Poster
Can Diffusion Models Learn Hidden Inter-Feature Rules Behind Images?
Yujin Han · Andi Han · Wei Huang · Chaochao Lu · Difan Zou
West Exhibition Hall B2-B3 #W-819
Our study reveals a new failure of diffusion models (DMs)—a previously underexplored and unsolved challenge!In our work, we ask Can image generative models like diffusion models truly capture the underlying rules embedded in image data? For instance, can DMs accurately understand fine-grained rules in the image, such as how the height of the sun influences the length of a shadow? This question is crucial for using DMs to faithfully reconstruct the physical world.By extensive experiments on both synthetic tasks and real-world datasets, our findings provide a clear answer: DMs can learn coarse rules (e.g., the sun and shadow should appear on opposite sides of an object), but they struggle to capture fine-grained rules (e.g., the precise geometric constrains between the sun’s height and the shadow’s length).
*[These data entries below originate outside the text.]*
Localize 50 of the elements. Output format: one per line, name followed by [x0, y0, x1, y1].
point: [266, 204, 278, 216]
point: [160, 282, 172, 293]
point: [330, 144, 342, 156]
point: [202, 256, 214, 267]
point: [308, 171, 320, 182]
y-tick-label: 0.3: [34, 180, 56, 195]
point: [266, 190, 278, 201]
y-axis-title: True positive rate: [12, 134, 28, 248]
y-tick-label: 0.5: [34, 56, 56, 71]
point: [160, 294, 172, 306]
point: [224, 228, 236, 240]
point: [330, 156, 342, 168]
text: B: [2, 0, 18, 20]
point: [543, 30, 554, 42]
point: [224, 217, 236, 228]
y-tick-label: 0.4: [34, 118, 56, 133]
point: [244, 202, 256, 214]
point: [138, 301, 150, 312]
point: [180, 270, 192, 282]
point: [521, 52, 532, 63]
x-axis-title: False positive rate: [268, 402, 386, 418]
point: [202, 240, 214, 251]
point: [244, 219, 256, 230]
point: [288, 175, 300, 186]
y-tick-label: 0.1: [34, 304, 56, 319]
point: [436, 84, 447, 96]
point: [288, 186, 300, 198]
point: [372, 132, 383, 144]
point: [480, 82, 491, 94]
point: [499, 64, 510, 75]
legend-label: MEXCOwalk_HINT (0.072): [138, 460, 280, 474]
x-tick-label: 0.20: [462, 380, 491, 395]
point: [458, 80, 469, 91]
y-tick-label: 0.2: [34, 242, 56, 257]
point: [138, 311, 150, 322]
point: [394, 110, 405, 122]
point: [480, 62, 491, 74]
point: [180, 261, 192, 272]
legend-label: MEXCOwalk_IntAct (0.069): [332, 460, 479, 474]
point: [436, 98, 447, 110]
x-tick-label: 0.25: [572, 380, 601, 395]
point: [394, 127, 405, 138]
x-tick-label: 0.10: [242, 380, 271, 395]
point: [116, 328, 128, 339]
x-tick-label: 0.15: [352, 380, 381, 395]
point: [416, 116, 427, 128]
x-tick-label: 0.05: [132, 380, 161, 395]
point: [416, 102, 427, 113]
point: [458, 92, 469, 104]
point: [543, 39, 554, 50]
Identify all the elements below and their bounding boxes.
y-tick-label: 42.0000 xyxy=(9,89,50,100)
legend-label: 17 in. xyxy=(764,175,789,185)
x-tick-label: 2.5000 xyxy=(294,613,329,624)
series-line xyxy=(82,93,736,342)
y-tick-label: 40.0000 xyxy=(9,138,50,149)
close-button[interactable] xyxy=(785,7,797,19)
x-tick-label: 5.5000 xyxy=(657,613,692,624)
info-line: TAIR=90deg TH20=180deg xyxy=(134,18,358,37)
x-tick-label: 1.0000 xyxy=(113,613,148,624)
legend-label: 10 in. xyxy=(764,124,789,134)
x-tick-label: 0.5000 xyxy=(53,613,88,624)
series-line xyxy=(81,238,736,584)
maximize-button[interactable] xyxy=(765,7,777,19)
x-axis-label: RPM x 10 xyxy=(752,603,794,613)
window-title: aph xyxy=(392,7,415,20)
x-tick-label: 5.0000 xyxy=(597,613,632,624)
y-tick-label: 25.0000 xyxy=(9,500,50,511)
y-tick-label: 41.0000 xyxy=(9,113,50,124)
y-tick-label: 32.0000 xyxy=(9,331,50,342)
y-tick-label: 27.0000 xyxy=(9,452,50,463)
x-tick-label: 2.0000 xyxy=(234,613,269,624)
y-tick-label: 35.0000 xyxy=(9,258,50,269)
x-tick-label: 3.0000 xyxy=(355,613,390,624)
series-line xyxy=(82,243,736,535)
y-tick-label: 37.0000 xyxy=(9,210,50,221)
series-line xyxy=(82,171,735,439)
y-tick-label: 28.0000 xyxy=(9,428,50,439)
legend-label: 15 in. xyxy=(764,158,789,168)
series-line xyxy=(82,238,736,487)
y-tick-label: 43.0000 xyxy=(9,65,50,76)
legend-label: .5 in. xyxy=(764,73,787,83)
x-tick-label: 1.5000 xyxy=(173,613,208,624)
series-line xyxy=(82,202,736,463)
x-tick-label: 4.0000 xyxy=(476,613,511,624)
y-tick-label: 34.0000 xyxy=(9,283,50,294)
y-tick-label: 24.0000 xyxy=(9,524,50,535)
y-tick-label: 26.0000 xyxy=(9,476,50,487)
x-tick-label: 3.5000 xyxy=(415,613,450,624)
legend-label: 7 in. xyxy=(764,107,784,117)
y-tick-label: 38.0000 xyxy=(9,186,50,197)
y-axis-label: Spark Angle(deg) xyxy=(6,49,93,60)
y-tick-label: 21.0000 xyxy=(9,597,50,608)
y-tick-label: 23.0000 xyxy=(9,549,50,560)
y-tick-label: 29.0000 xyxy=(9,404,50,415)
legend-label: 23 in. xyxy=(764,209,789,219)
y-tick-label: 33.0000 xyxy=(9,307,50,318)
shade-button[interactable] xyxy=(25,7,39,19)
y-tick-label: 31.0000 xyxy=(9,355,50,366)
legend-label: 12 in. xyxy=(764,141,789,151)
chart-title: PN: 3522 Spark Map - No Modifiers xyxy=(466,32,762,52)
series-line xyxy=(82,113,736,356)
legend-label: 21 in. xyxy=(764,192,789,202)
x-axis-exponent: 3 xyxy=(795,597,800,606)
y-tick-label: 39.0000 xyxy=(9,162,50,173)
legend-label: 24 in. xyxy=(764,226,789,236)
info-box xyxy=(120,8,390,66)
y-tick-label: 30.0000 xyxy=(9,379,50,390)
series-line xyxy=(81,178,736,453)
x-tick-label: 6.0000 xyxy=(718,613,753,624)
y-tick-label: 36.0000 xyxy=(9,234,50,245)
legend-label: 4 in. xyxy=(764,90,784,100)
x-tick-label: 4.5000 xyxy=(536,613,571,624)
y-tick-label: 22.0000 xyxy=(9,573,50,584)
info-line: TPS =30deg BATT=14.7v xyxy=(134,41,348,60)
And our theoretical analysis suggests that the root cause lies in a mismatch between the optimization objective of DMs and the underlying rules embedded in the data, which leads to persistent constant errors in rule learning. What’s worse, addressing this issue using conventional techniques—such as introducing guidance during sampling—has shown limited improvement. One of the key bottlenecks is that fine-grained rules typically manifest as weak signals within the data, making them difficult to capture and leverage for effective guidance.